Germany’s new hard-left interior minister, Nancy Faeser (SPD), is on the defensive in the face of a wave of criticism that’s come her way after it was revealed that she wrote for a far-left Antifa magazine managed by an organization with links to extremism.
Faeser, who was appointed to interior minister last December under the Chancellorship of Olaf Scholz, wrote an article published by an Antifa magazine—the press organ for the Bund der Antifaschistinnen und Antifaschisten (VVN-BdA)—which has been classified as a left-wing extremist organization by the Bavarian state intelligence agency, the newspaper Junge Freiheit reports.
The intelligence agency, the Bavarian Office for the Protection of the Constitution (BfV), in its current annual report, not only described VVN-BdA as “the largest left-wing extremist organization in the field of anti-fascism in Germany,” but also noted that it works “openly with left-wing extremist forces.”
The BfV isn’t alone in its assessment of the VVN-BdA. The State Offices for the Protection of the Constitution (LfV) in Hesse and Baden-Württemberg have reached the same or similar conclusions about the group.
While the LfV in Hesse evaluated the group as being “influenced by left-wing extremists,” its counterpart in Baden-Wüttemberg has noted on numerous occasions that the “political course of the VVN-BdA is decisively shaped by functionaries” who are “left-wing extremists or members of a left-wing extremist organization.”
Previously, on account of the far-left extremist character of the organization, Faeser’s party, the Sozialdemokratische Partei Deutschlands (SPD), under the leadership of its then-chairman Kurt Schumacher, barred members of the VVN from joining the SPD—a policy that was only repealed in 2010.
The group, in 2019, had its non-profit status temporarily revoked by the Berlin tax office, underscoring the domestic intelligence reports and according to the organization’s chairwoman Cornelia Kerth that the group is under the observation of intelligence agencies in 11 of the 16 federal states.
Despite the fact that she had been well aware of the extremist orientation of the VVN-BdA—and of the assessments made by the state intelligence apparatuses (LfVs)—Faeser penned the guest article for the Antifa publication just six months before she took over control of the nation’s internal security apparatus.
“Only a few months before her appointment as Federal Minister of the Interior, Nancy Faeser demonstrated her closeness to the Antifa milieu with this publication.” Martin Hess, an MP for the Alternative für Deutscheland (AfD) party, said.
“Like the magazine’s editors who are influenced by left-wing extremism, it defames all positions as fascist or right-wing extremist that deviate from the left edge of the political spectrum in a communist manner,” Hess added.
Faeser’s article certainly isn’t the first instance in which top officials in the SPD have cozied up to fringe, left-wing extremists.
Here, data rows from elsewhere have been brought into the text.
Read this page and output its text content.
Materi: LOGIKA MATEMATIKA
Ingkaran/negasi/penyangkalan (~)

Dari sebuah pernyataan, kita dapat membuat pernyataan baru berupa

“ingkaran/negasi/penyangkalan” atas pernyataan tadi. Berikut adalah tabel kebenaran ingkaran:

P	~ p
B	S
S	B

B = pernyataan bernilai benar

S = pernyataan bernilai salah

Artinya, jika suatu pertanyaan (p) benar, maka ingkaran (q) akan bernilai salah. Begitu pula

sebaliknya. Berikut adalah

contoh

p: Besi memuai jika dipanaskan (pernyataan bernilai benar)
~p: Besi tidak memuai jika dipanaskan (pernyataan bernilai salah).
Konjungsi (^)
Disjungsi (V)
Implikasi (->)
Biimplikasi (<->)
In the spring of 2020, when former U.S. President Donald Trump indicated that he wanted to designate Antifa as a terrorist organization, several notable SPD members publicly defended the far-left group, including SPD co-leader Saskia Esken who professed to be a member of Antifa herself.
In light of these revelations, it isn’t difficult to understand why Faeser—almost immediately upon assuming her role as the federal interior minister—declared war on ‘right-wing extremism,” which she claimed—and continues to claim—is the most immediate and severe threat to Germany.